Among the supporting players, none resonates more delightfully than Judy Baldwin as Stephanie, the elegant call girl Cummings meets at his brother's bachelor party. Baldwin's bit is little more than a cameo, but her luminous and hilarious scene with Cryer will be remembered long after most of the other performances are forgotten.
Monday, October 02, 2006
THE DEVIL AND MISS JONES (1941)
THE DEVIL AND MISS JONES (1941)
A film review by Dan Navarro
Copyright Dan Navarro 2006
When I first watched The Devil and Miss Jones (1941) years ago, I liked it so much I didn't want it to end. I couldn't believe that a black-and-white comedy made so long ago could have the power to move me like that. The depth of my affection for the film is reflected in the fact that, just recently, I saw it for the second time ever... and I felt just as strongly about it as I did the first time.
Charles Coburn plays J.P. Merrick, the richest man in the world, who lives in comfortable isolation in his New York mansion. He's so wealthy that he doesn't realize he owns Neeley's department store... until one day, the newspaper runs a story about Neeley's employees demonstrating for better working conditions. To add insult to injury, they've hoisted an effigy of Merrick.

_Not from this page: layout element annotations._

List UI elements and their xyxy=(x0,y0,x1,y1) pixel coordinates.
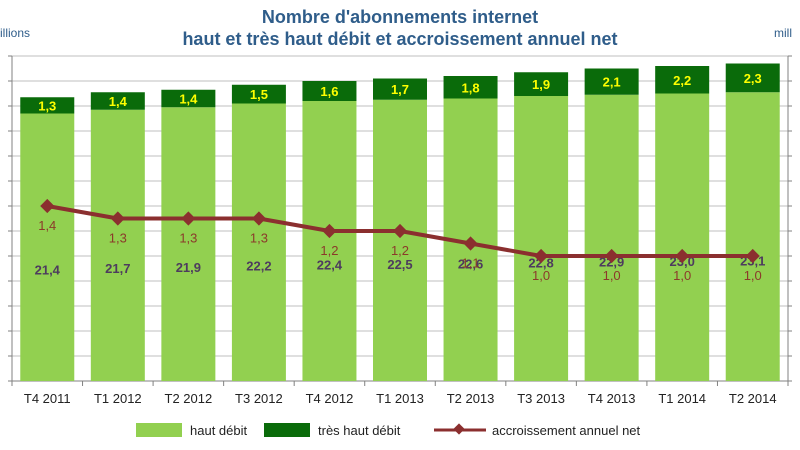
bar-haut-debit xyxy=(20,113,75,381)
line-point-accroissement xyxy=(534,248,549,264)
data-label-tres-haut-debit: 1,4 xyxy=(109,94,128,109)
right-axis-unit: mill xyxy=(774,26,792,40)
data-label-tres-haut-debit: 2,2 xyxy=(673,73,691,88)
x-tick-label: T4 2013 xyxy=(588,391,636,406)
data-label-haut-debit: 22,5 xyxy=(387,257,412,272)
data-label-accroissement: 1,0 xyxy=(673,268,691,283)
bar-tres-haut-debit xyxy=(231,84,286,104)
data-label-accroissement: 1,1 xyxy=(462,256,480,271)
line-point-accroissement xyxy=(463,236,478,251)
data-label-accroissement: 1,0 xyxy=(532,268,550,283)
line-point-accroissement xyxy=(604,248,619,264)
chart-title-line-2: haut et très haut débit et accroissement… xyxy=(182,29,618,49)
line-point-accroissement xyxy=(251,211,266,226)
bar-tres-haut-debit xyxy=(90,92,145,110)
bar-tres-haut-debit xyxy=(584,68,639,95)
x-tick-label: T4 2012 xyxy=(306,391,354,406)
legend-item-tres: très haut débit xyxy=(264,420,400,440)
bar-haut-debit xyxy=(514,96,569,381)
bar-haut-debit xyxy=(655,93,710,381)
bar-haut-debit xyxy=(90,109,145,381)
data-label-haut-debit: 22,6 xyxy=(458,256,483,271)
data-label-tres-haut-debit: 1,4 xyxy=(179,92,198,107)
data-label-haut-debit: 21,9 xyxy=(176,260,201,275)
line-point-accroissement xyxy=(392,223,408,239)
x-tick-label: T1 2014 xyxy=(658,391,706,406)
data-label-accroissement: 1,3 xyxy=(109,231,127,246)
x-tick-label: T1 2012 xyxy=(94,391,142,406)
line-point-accroissement xyxy=(745,248,760,264)
data-label-haut-debit: 22,4 xyxy=(317,257,343,272)
x-tick-label: T1 2013 xyxy=(376,391,424,406)
x-tick-label: T2 2012 xyxy=(165,391,213,406)
x-tick-label: T3 2012 xyxy=(235,391,283,406)
x-tick-label: T4 2011 xyxy=(24,391,71,406)
legend-item-line: accroissement annuel net xyxy=(434,420,640,440)
data-label-tres-haut-debit: 1,7 xyxy=(391,82,409,97)
bar-haut-debit xyxy=(231,103,286,381)
data-label-tres-haut-debit: 1,6 xyxy=(320,84,338,99)
data-label-tres-haut-debit: 1,5 xyxy=(250,87,268,102)
bar-tres-haut-debit xyxy=(302,81,357,101)
data-label-accroissement: 1,0 xyxy=(603,268,621,283)
bar-tres-haut-debit xyxy=(514,72,569,96)
legend-swatch-haut xyxy=(136,423,182,437)
legend-label-tres: très haut débit xyxy=(318,422,401,438)
data-label-haut-debit: 22,2 xyxy=(246,258,271,273)
data-label-accroissement: 1,2 xyxy=(391,243,409,258)
data-label-tres-haut-debit: 1,3 xyxy=(38,98,56,113)
line-point-accroissement xyxy=(322,223,337,239)
data-label-accroissement: 1,3 xyxy=(179,231,197,246)
data-label-haut-debit: 21,4 xyxy=(35,263,61,278)
data-label-tres-haut-debit: 1,8 xyxy=(462,80,480,95)
chart-title-line-1: Nombre d'abonnements internet xyxy=(261,7,539,27)
legend-label-haut: haut débit xyxy=(190,422,248,438)
legend-label-line: accroissement annuel net xyxy=(492,422,641,438)
bar-haut-debit xyxy=(161,107,216,381)
bar-tres-haut-debit xyxy=(20,97,75,114)
bar-haut-debit xyxy=(373,99,427,381)
data-label-accroissement: 1,0 xyxy=(744,268,762,283)
data-label-tres-haut-debit: 2,1 xyxy=(603,75,621,90)
bar-tres-haut-debit xyxy=(725,63,780,93)
x-tick-label: T3 2013 xyxy=(517,391,565,406)
x-tick-label: T2 2013 xyxy=(447,391,495,406)
bar-tres-haut-debit xyxy=(161,89,216,108)
x-tick-label: T2 2014 xyxy=(729,391,777,406)
legend-swatch-line xyxy=(434,423,486,435)
bar-haut-debit xyxy=(725,92,780,381)
data-label-tres-haut-debit: 2,3 xyxy=(744,71,762,86)
data-label-accroissement: 1,4 xyxy=(38,218,56,233)
data-label-tres-haut-debit: 1,9 xyxy=(532,77,550,92)
legend-item-haut: haut débit xyxy=(136,420,247,440)
left-axis-unit: illions xyxy=(0,26,31,40)
legend-swatch-tres xyxy=(264,423,310,437)
data-label-haut-debit: 21,7 xyxy=(105,261,130,276)
line-point-accroissement xyxy=(675,248,690,264)
bar-tres-haut-debit xyxy=(655,66,710,94)
data-label-accroissement: 1,2 xyxy=(320,243,338,258)
data-label-accroissement: 1,3 xyxy=(250,231,268,246)
bar-haut-debit xyxy=(584,94,639,381)
bar-haut-debit xyxy=(302,101,357,381)
bar-tres-haut-debit xyxy=(373,78,427,100)
line-point-accroissement xyxy=(181,211,196,226)
bar-tres-haut-debit xyxy=(443,76,498,99)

"That dummy doesn't look anything like me," grumbles Merrick to his servile board of directors. He decides to go undercover, gain employment at his own department store, try to worm his way into the employees' confidence, and "root out the troublemakers!"
Spoilers coming. Okay, now Merrick -- calling himself "Tom Higgins" -- has a job as a shoe salesman, and he's learning who the offenders are among the employees. Much to his surprise (but not to ours), he comes to like them. The "Miss Jones" of the title is Mary Jones, a salesperson played by Jean Arthur at the peak of her considerable powers. She's kind to "Tom." Her boyfriend Joe (Robert Cummings) is the ringleader of the demonstrators, but he's not the fire-breathing agitator Merrick was expecting. He's warm, friendly, and only wants what is best for all the employees.Then there's Elizabeth (Spring Byington), a lady close to Merrick's own age, and he learns to like her enough to consider proposing marriage. But, in a critical scene one evening on the subway, Elizabeth confides to "Tom" that she could never marry a man with money. It's against her principles. Of course, at that point, she thinks he's a poor man.
There are plenty of comedic subplots here, and director Sam Wood steers them skillfully. One has Tom and Mary being arrested for minor offenses on the Coney Island boardwalk, then Joe shows up at the police station and advises the cops that they are in violation of the U.S. Constitution. Funny stuff. But don't worry, this isn't an anti-establishment film, it's an anti-injustice movie. Joe is a fellow who knows right from wrong, and Mary loves him for that.
Finally the day of reckoning comes, when Merrick will have to reveal to his new friends who he really is. In the hands of some hack director, this scene could have crashed and burned, taking the movie with it. But to our great delight, Wood makes it a truly memorable epiphany.
And in this, the film's penultimate scene, Coburn himself delivers the funniest line in the movie. In context, it is funnier than any line I've ever heard. And, although I've warned of spoilers, I won't repeat his line here. Nothing should prevent you from the joy of hearing it for the first time, when you finally see The Devil and Miss Jones.